Kondisi tersebut lantas berdampak terhadap volume penjualan kinerja pendapatan perusahaan. Hingga kuartal pertama tahun ini, volume penjualan semen SIG mencapai 9,18 juta ton.
Meski demikian, Vita menyatakan bahwa perusahaan mampu meningkatkan volume penjualan segmen curah dan ekspor. SIG juga menerapkan program pengelolaan biaya sehingga beban pokok pendapatan mengalami penurunan.
Di samping inisiatif efisiensi biaya, perseroan juga memiliki fokus pada pengelolaan arus kas sehingga kondisi likuiditas dan solvabilitas dapat terjaga. Seluruh upaya ini dinilai mampu meminimalkan dampak kontraksi permintaan semen.
“Sehingga, SIG dapat mempertahankan margin Ebitda sebesar 20,7% dan mencatat laba bersih yang dapat diatribusikan kepada pemilik entitas induk sebesar Rp472 miliar pada kuartal pertama tahun 2024,” pungkasnya.
PROYEKSI KINERJA INTP & SMGR
Riset J.P Morgan yang dirilis awal Mei 2024 menyebutkan baik INTP maupun SMGR membukukan penurunan laba dengan tren serupa, yakni lemahnya volume penjualan dan turunnya harga jual rata-rata campuran alias blended average selling price (ASP).
Riset yang ditulis oleh Arnanto Januri dan Henry Wibowo ini menyebutkan bahwa INTP melaporkan penurunan lebih tajam pada blended ASP yang kemungkinan disebabkan oleh efek konsolidasi Semen Grobogan.
Ebitda per ton Indocement tercatat mengalami penurunan sebesar 17% YoY menjadi 163.000 per ton, sementara Semen Indonesia melemah 6% secara tahunan menjadi 189.000 per ton.

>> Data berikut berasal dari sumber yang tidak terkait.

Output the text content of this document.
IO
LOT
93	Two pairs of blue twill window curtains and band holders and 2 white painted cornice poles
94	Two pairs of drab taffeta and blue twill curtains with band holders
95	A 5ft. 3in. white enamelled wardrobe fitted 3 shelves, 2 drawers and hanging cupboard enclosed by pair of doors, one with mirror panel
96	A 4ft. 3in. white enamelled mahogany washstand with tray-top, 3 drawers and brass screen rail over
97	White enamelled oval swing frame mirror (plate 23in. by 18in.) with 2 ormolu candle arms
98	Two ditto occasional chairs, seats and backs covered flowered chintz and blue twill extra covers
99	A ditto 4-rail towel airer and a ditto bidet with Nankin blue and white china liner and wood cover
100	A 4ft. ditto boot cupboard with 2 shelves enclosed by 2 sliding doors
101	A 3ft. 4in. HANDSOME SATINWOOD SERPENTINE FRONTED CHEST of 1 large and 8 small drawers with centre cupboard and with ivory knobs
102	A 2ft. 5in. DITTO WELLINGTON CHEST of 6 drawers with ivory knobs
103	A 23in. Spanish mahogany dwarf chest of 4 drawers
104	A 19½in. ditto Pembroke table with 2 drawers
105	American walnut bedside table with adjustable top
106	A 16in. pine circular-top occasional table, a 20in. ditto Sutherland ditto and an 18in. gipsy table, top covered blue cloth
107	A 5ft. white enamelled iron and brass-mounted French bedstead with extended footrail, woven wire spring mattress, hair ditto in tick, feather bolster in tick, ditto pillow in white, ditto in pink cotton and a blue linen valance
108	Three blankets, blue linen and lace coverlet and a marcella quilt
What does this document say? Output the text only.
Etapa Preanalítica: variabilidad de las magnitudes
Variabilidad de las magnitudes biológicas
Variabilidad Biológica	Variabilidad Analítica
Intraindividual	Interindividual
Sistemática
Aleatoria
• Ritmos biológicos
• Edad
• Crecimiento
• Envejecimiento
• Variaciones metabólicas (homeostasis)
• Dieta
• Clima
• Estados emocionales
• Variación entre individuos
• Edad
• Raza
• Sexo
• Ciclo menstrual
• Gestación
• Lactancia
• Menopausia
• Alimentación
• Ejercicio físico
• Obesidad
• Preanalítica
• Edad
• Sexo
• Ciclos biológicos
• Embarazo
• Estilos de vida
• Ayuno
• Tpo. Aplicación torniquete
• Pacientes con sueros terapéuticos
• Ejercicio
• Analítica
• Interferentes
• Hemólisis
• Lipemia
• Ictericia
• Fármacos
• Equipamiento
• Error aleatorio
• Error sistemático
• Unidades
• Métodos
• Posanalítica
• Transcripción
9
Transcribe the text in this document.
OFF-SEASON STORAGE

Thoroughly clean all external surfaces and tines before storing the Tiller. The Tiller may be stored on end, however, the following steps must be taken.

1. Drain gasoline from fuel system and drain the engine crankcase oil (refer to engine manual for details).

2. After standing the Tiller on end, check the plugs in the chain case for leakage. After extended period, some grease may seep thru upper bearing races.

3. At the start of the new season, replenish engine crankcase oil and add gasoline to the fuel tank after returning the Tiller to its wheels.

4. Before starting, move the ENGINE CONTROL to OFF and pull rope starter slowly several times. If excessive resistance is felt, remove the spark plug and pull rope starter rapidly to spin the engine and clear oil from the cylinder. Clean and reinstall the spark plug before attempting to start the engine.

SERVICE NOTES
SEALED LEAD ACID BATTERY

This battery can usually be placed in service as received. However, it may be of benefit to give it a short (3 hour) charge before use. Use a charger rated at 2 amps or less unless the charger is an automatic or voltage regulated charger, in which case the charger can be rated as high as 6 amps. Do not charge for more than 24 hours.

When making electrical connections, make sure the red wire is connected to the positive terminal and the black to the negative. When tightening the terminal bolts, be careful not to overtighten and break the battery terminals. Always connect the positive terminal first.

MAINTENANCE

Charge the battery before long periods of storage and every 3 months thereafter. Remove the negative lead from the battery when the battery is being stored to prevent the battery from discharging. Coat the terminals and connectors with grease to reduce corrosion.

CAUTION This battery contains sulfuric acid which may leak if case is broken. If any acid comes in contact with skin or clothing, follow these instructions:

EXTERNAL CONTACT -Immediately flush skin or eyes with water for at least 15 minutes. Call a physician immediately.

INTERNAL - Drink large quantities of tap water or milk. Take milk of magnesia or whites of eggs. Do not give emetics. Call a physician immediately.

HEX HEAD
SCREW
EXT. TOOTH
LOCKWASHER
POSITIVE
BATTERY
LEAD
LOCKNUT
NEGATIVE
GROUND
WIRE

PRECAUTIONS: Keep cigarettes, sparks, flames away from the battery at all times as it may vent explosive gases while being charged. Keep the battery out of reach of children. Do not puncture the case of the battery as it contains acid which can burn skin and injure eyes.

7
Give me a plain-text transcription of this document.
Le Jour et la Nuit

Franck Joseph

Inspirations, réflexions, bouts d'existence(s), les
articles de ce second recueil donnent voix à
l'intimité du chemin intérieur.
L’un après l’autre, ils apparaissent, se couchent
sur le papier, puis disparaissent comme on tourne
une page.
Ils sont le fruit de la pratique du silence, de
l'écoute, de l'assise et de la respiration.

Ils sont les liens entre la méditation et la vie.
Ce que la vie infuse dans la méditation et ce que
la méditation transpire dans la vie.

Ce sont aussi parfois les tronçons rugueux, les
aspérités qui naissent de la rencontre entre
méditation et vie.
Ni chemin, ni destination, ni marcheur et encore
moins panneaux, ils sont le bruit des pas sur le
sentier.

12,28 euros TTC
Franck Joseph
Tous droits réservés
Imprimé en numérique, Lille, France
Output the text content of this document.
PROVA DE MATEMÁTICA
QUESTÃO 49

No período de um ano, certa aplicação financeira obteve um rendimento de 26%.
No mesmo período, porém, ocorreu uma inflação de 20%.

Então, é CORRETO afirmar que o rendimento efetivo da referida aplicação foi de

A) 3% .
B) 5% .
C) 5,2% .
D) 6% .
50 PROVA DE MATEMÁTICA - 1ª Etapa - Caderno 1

“Proyeksi laba tahun 2024 untuk SMGR dan INTP lebih rendah 10%-15% dari estimasi pasar dan hasil kuartal I/2024 yang lemah akan memicu revisi ke bawah. Kemungkinan lebih curam untuk INTP,” tulis riset J.P Morgan.
Dengan kondisi tersebut, J.P Morgan menyatakan tetap berhati-hati dan mempertahankan peringkat netral untuk SMGR dan underweight untuk saham INTP.
Di sisi lain, Tim Riset Kiwoom Sekuritas Miftahul Khaer menyatakan bahwa secara sektoral, penjualan semen masih cukup menarik pada 2024 dengan permintaan semen domestik yang diproyeksikan meningkat 65,6 juta ton. Peningkatan ini akan didorong oleh permintaan dari proyek IKN Nusantara, khususnya semen curah.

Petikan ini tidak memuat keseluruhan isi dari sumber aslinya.